There are more than1, 300 people remain unaccounted for in Germany after the heaviest rainfall in a century caused deadly flash floods to devastate parts of Western Europe, prompting a large-scale rescue effort.

Fast moving torrents of water inundated entire towns and villages in western and southern Germany, causing buildings to collapse and leaving residents stranded, police said Thursday. At least 55 people have died in the severe flooding but authorities said that number is expected to rise.

Germany is worst hit with 49 dead, while six people died in Belgium. Luxembourg and the Netherlands are also affected. In Germany’s worst hit Rhineland-Palatinate state, 1,300 people are “assumed” missing in the district of Ahrweiler, the local government said.

Andreas Friedrich, a German weather service spokesman said that in some areas they have not seen this much rainfall in 100 years. He added that “in some areas they have seen more than double the amount of rainfall which has caused flooding and unfortunately some building structures to collapse.

Along with Rhineland-Palatinate, the German regions of North Rhine-Westphalia and Saarland were worst affected, Friedrich added.

Extreme rainfall totals were observed Wednesday into Thursday morning across much of western Germany and the Benelux region, with North Rhine-Westphalia and Rhineland-Palatinate seeing the highest rainfall totals, according to CNN meteorologist Brandon Miller.

There is a widespread swaths of these states saw 24-hour rainfall totals between 100 and 150 millimeters (3.9-5.9 inches), which represent more than a month’s worth of rainfall in this region.

Cologne recorded 154 millimeters (6 inches) of rainfall in only 24 hours ending Thursday morning, which is nearly double its monthly average for July of 87 millimeters (3.45 inches).

Locally heavier downpours resulted in extreme flash flooding.

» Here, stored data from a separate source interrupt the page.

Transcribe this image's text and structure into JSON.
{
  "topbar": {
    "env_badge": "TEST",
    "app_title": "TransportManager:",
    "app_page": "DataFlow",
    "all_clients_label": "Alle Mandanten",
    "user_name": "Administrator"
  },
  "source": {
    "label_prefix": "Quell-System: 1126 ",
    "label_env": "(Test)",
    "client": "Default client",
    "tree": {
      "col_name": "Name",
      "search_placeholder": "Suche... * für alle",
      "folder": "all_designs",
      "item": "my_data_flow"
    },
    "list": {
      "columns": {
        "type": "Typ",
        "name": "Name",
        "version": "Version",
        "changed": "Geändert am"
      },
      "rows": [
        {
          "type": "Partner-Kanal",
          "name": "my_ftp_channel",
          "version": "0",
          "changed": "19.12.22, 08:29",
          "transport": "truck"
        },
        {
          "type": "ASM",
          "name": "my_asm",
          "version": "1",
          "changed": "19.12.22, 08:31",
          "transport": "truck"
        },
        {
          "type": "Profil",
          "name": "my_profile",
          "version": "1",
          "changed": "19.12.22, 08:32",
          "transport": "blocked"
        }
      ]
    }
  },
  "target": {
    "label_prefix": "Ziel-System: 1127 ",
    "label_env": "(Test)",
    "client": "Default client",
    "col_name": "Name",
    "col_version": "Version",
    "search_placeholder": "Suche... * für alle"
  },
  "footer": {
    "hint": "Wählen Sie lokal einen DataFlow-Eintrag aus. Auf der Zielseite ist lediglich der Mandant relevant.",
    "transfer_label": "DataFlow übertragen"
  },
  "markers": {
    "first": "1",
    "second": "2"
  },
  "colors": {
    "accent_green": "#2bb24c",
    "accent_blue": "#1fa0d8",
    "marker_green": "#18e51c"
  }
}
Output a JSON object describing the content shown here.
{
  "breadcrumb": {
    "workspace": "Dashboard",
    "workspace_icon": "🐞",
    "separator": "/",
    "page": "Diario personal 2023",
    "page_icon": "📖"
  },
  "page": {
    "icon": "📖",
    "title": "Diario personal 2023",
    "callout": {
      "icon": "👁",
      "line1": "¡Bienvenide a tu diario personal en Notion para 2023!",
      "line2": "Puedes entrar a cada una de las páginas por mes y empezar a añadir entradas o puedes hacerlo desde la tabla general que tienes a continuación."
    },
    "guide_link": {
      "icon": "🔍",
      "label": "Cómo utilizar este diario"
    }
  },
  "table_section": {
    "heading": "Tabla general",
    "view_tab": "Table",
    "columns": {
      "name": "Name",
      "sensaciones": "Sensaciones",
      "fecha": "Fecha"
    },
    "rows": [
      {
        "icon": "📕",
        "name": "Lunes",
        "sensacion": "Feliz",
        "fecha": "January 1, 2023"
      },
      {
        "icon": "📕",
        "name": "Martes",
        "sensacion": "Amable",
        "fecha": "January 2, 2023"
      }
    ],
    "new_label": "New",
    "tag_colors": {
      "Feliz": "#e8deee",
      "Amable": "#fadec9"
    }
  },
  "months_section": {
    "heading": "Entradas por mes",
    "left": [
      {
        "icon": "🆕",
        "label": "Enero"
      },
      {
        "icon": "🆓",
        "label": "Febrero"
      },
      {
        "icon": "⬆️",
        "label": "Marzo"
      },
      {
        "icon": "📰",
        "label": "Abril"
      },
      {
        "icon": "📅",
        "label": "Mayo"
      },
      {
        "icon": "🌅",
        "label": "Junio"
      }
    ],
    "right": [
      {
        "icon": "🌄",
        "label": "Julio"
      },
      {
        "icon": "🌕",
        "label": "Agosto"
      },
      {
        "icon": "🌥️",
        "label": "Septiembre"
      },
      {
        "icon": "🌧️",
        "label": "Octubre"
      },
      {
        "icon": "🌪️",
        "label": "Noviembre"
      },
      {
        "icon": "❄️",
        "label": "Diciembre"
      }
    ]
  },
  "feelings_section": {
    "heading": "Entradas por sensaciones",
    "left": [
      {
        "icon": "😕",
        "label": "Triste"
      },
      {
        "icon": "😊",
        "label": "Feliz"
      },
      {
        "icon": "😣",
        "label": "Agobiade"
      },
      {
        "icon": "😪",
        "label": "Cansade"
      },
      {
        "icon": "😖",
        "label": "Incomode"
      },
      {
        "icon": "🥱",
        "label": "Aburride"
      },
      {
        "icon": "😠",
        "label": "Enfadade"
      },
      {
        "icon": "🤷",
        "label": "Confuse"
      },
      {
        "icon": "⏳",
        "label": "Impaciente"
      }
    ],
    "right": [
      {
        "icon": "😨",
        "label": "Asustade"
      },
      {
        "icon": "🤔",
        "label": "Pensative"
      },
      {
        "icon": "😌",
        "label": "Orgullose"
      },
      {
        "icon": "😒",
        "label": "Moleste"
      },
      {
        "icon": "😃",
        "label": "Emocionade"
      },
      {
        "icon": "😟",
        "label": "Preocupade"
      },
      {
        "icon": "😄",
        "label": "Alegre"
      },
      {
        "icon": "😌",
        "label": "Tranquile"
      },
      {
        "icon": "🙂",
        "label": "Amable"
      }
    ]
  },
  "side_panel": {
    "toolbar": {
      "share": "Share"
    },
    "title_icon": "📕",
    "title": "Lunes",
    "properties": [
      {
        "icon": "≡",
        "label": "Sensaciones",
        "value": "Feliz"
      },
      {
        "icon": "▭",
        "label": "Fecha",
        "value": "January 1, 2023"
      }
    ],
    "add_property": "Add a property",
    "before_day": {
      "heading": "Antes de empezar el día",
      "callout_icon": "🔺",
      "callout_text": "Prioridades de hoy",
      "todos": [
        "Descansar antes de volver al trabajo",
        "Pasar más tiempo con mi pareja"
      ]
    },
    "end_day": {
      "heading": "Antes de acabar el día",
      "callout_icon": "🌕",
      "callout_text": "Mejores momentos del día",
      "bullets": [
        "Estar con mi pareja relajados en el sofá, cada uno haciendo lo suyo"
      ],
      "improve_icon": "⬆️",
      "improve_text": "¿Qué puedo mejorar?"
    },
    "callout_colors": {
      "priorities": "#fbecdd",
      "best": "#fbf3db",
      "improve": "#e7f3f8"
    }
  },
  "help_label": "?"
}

In Reifferscheid, an incredible 207 millimeters (8.1 inches) of rain fell in only nine hours, according to the European Severe Weather Database.

In North Rhine-Westphalia, Germany’s most populous state, 30 people have been found dead, a spokesman for the state government. According to the spokesman, at least 50 people were also injured in the floods and the number of people missing is unclear. On Thursday morning in the district of Bad Neuenahr-Ahrweiler, more than 1,000 police and emergency workers were called in, the local government said.

German Chancellor Angela Merkel, who is on her swansong visit to Washington, DC, described the deadly floods as a “catastrophe.” Peaceful places are going through a catastrophe in these hours, one can say a tragedy. Heavy rainfall and floods are very inadequate words to describe this — it is therefore really a catastrophe.

Merkel said the focus is on the rescue and immediate response to those affected by the floods, but added that she was in close contact with her country’s finance minister, Olaf Scholz, to work on a strategy for longer-term financial aid to help with recovery.